Ela tem sido postergada, mas é necessária. Não só em Santa Maria, mas em todos os municípios que têm RPPS (Regime Próprio de Previdência Social). É uma discussão que interessa a toda a sociedade porque uma parte da previdência dos servidores públicos é custeada pelo ente, ou seja, pelo município, com os recursos que ele arrecada. Então, se a arrecadação não for suficiente para sustentar o sistema, o município precisa tirar dinheiro de outras áreas para pagar aposentadorias.

No caso do déficit no sistema previdenciário, a professora aponta os dois erros mais comuns quando se trata de Regimes Próprios: a inexistência de contribuições efetivas no passado e a postergação da dívida.

Só a partir de 1998, é que passamos a exigir efetivamente essas contribuições. Então, o primeiro fator é esse: a demora em entender que era necessário guardar dinheiro, porque a aposentadoria é cara. O segundo fator é a rolagem da dívida. Cada prefeito tem um mandato de 4 anos, e quer resolver os problemas mais imediatos. Ele olha para a dívida da previdência e pensa: “Preciso pagar agora ou posso empurrar para depois?” Aí descobre que existe uma legislação que permite postergar. E o que acontece quando você adia uma dívida? Ela fica mais cara.

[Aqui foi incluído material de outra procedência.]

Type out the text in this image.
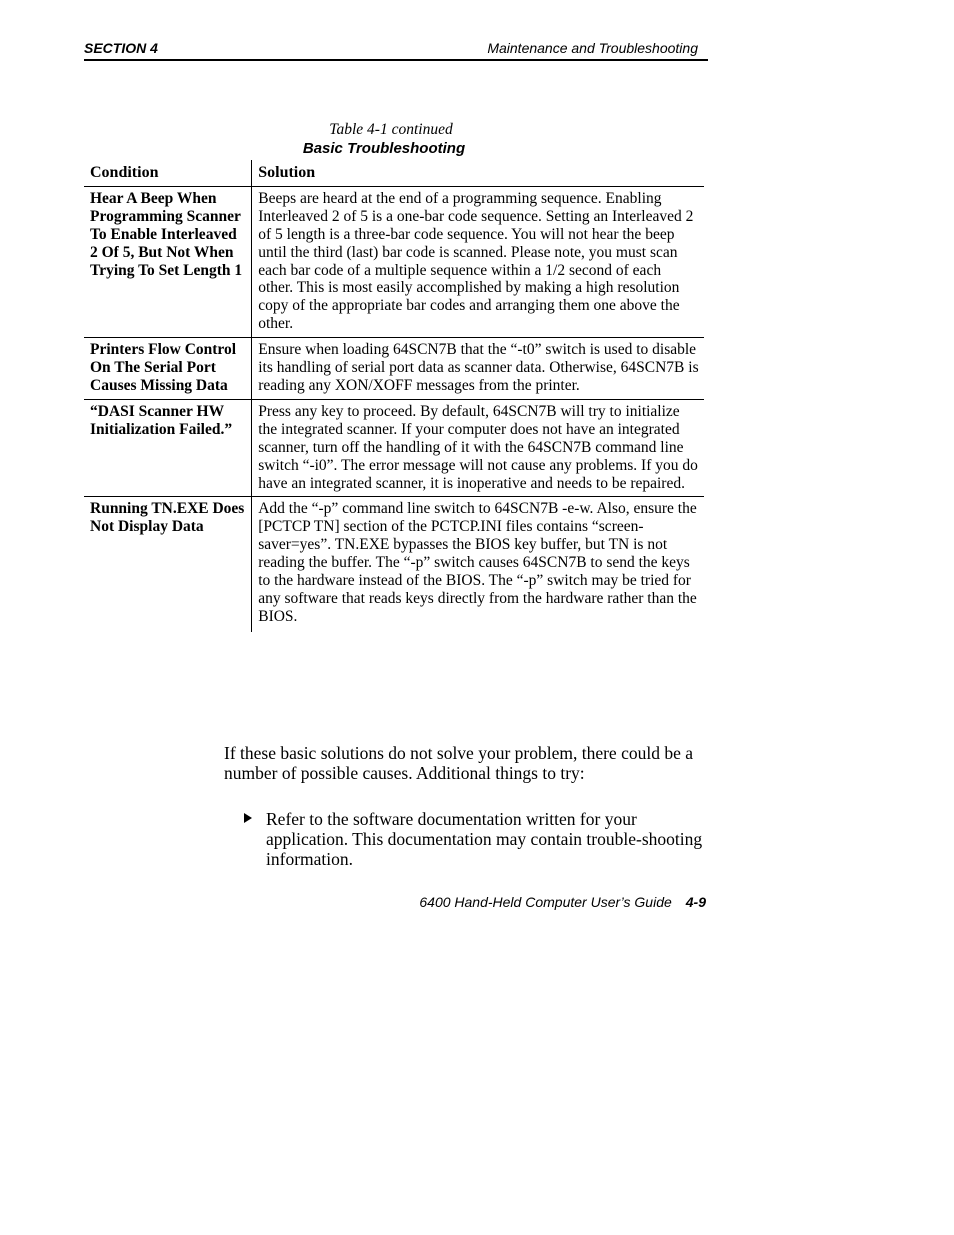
SECTION 4	Maintenance and Troubleshooting
Table 4-1 continued
Basic Troubleshooting
Condition	Solution
Hear A Beep When Programming Scanner To Enable Interleaved 2 Of 5, But Not When Trying To Set Length 1	Beeps are heard at the end of a programming sequence. Enabling Interleaved 2 of 5 is a one-bar code sequence. Setting an Interleaved 2 of 5 length is a three-bar code sequence. You will not hear the beep until the third (last) bar code is scanned. Please note, you must scan each bar code of a multiple sequence within a 1/2 second of each other. This is most easily accomplished by making a high resolution copy of the appropriate bar codes and arranging them one above the other.
Printers Flow Control On The Serial Port Causes Missing Data	Ensure when loading 64SCN7B that the “-t0” switch is used to disable its handling of serial port data as scanner data. Otherwise, 64SCN7B is reading any XON/XOFF messages from the printer.
“DASI Scanner HW Initialization Failed.”	Press any key to proceed. By default, 64SCN7B will try to initialize the integrated scanner. If your computer does not have an integrated scanner, turn off the handling of it with the 64SCN7B command line switch “-i0”. The error message will not cause any problems. If you do have an integrated scanner, it is inoperative and needs to be repaired.
Running TN.EXE Does Not Display Data	Add the “-p” command line switch to 64SCN7B -e-w. Also, ensure the [PCTCP TN] section of the PCTCP.INI files contains “screen-saver=yes”. TN.EXE bypasses the BIOS key buffer, but TN is not reading the buffer. The “-p” switch causes 64SCN7B to send the keys to the hardware instead of the BIOS. The “-p” switch may be tried for any software that reads keys directly from the hardware rather than the BIOS.
If these basic solutions do not solve your problem, there could be a number of possible causes. Additional things to try:
Refer to the software documentation written for your application. This documentation may contain trouble-shooting information.
6400 Hand-Held Computer User’s Guide 4-9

Outro fator mencionado é o envelhecimento da população. Isso porque, quanto mais pessoas aposentadas, maior a conta previdência. Se, em 1923, quando a Previdência foi criada, as pessoas com mais de 60 anos eram apenas 4% do total, hoje representam 15%.

Porém, para o advogado Guilherme Huber, é preciso ter cuidado ao fazer comparações em relação à expectativa da população:

– Ao mesmo tempo em que as pessoas vivem mais, elas vivem melhor. Hoje em dia, uma pessoa com 60 anos não é mais a mesma de 60 anos nas décadas de 80 ou 90. Hoje, são pessoas que ainda estão em plena atividade. O que antes era chamado de "idoso", hoje não é mais, necessariamente, um fardo para o governo. Pelo contrário: esses profissionais mais experientes são, muitas vezes, a galinha dos ovos de ouro do sistema, porque têm salários mais altos e, por isso, contribuem mais. E contribuindo mais, ajudam a manter a saúde financeira do sistema.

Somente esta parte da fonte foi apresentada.